In 1987 one of the Williamses' daughters experienced a heart attack on the property and died, which led to the family vacating the property. The Williamses claim that her death was one of several caused by the home. The couple later divorced. The Haneys also moved from their home. In 2007 Chron interviewed people living in the subdivision as well as the Williams and Haney homes. Few of the inhabitants reported anything that could be attributed to the supernatural and the occupants of the Haney home stated that they had experienced nothing odd.

==Synopsis==
In the book the Williamses detail their belief that their newly built home in a subdivision located in Crosby, Texas was haunted. The couple remained in the home for approximately seven years, during which time they state that they experienced supernatural events that ultimately led to the death of five family members. The couple reported that their toilet would repeatedly flush throughout the day and night, that their garage door would open and close during the day, repeated infestations of black ants, and rectangular sinkholes that would appear in the backyard. Initially believing these to be explainable events, the couple brought in workers to resolve the issues but none could find a cause for the issues. Other events reported by the couple included disembodied voices, appliances moving on the kitchen counter, and the house being unnaturally cold.

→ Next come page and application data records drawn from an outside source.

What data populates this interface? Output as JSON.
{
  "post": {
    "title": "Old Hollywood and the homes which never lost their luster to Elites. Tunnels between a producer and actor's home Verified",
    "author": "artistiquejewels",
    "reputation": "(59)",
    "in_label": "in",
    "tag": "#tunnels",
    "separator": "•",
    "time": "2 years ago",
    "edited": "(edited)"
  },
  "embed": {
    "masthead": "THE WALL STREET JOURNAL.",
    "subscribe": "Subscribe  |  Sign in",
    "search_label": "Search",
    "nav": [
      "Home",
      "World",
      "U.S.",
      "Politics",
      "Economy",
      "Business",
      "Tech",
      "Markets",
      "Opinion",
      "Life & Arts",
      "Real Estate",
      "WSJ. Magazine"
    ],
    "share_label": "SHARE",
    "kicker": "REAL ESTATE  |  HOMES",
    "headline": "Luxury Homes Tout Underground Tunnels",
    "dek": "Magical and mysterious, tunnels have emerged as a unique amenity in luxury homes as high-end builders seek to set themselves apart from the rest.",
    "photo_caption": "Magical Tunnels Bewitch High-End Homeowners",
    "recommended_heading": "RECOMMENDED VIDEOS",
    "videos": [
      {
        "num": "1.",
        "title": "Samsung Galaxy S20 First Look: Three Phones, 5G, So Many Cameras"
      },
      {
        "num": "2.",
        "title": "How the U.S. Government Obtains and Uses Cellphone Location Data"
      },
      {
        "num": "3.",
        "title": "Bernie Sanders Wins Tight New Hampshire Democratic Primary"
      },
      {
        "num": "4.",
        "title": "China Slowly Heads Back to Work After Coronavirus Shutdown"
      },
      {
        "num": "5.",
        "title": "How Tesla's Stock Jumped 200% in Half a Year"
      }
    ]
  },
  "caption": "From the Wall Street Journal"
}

Eventually the Williamses learned that their subdivision was built on a cemetery containing the bodies of enslaved people and sharecroppers. Further research showed that the building developers had received complaints from black families who had ancestors buried in Black Hope but decided to continue building without acknowledging the burial site or moving all of the bodies. The Williamses decided to remain in the home. They stated that in the following years Ben was attacked by an unseen apparition in the garage, that family felt uncomfortable being in the home and were more prone to arguments and fighting, and that several seemingly health family members suddenly developed various forms of cancer or suffered from severe mental health issues. The book ends with the Williamses and several others choosing to flee their homes, with one family choosing to file a lawsuit against the developers.

==Development==
John Bruce Shoemaker was introduced to Ben and Jean Williams through a mutual friend, who told him of the Williams' story. Plans were made for Shoemaker to work with the Williams family to write a book on the events, which took them approximately three and a half years. Per Shoemaker, he chose not to include all details of the Black Hope case, as he wanted to focus on the Williams family.

==Publication==
The Black Hope Horror was first published in hardback the United States during 1991, through William Morrow & Co. This was followed by a mass-market paperback release in 1993, through Berkley Books.

==Reception==
A reviewer for The Houston Post praised the book as "suspenseful and quick", while the work was panned by The Houston Chronicle felt that the work was unbelievable. Greg Lakes of The Missoulian praised the book as a "good ghost story" while remarking that the book felt too implausible and that Shoemaker did not answer key questions that Lakes felt would have resolved this issue. A reviewer for The Kansas City Star compared the book negatively to the 1982 film Poltergeist, writing that the book was a "good ghost story, but unfortunately it's too much of a case of life imitating art."

==Television film==
In 1992 the book was adapted for a made-for-TV movie entitled Grave Secrets: The Legacy of Hilltop Drive. The film starred Patty Duke and David Selby as Jean and Ben "Shag" Williams. While developing the film the screenwriter and producer stayed with the Williamses for three and a half days, during which they reassured the couple that the film would not be sensationalized. The film was panned by The La Crosse Tribune and News-Pilot, the latter of which called it a "two hour Unexplained Mysteries' using name actors" and that "Those who refuse to believe in supernatural forces shouldn't waste a minute, however, except to punch holes in the theories of supernatural manifestations."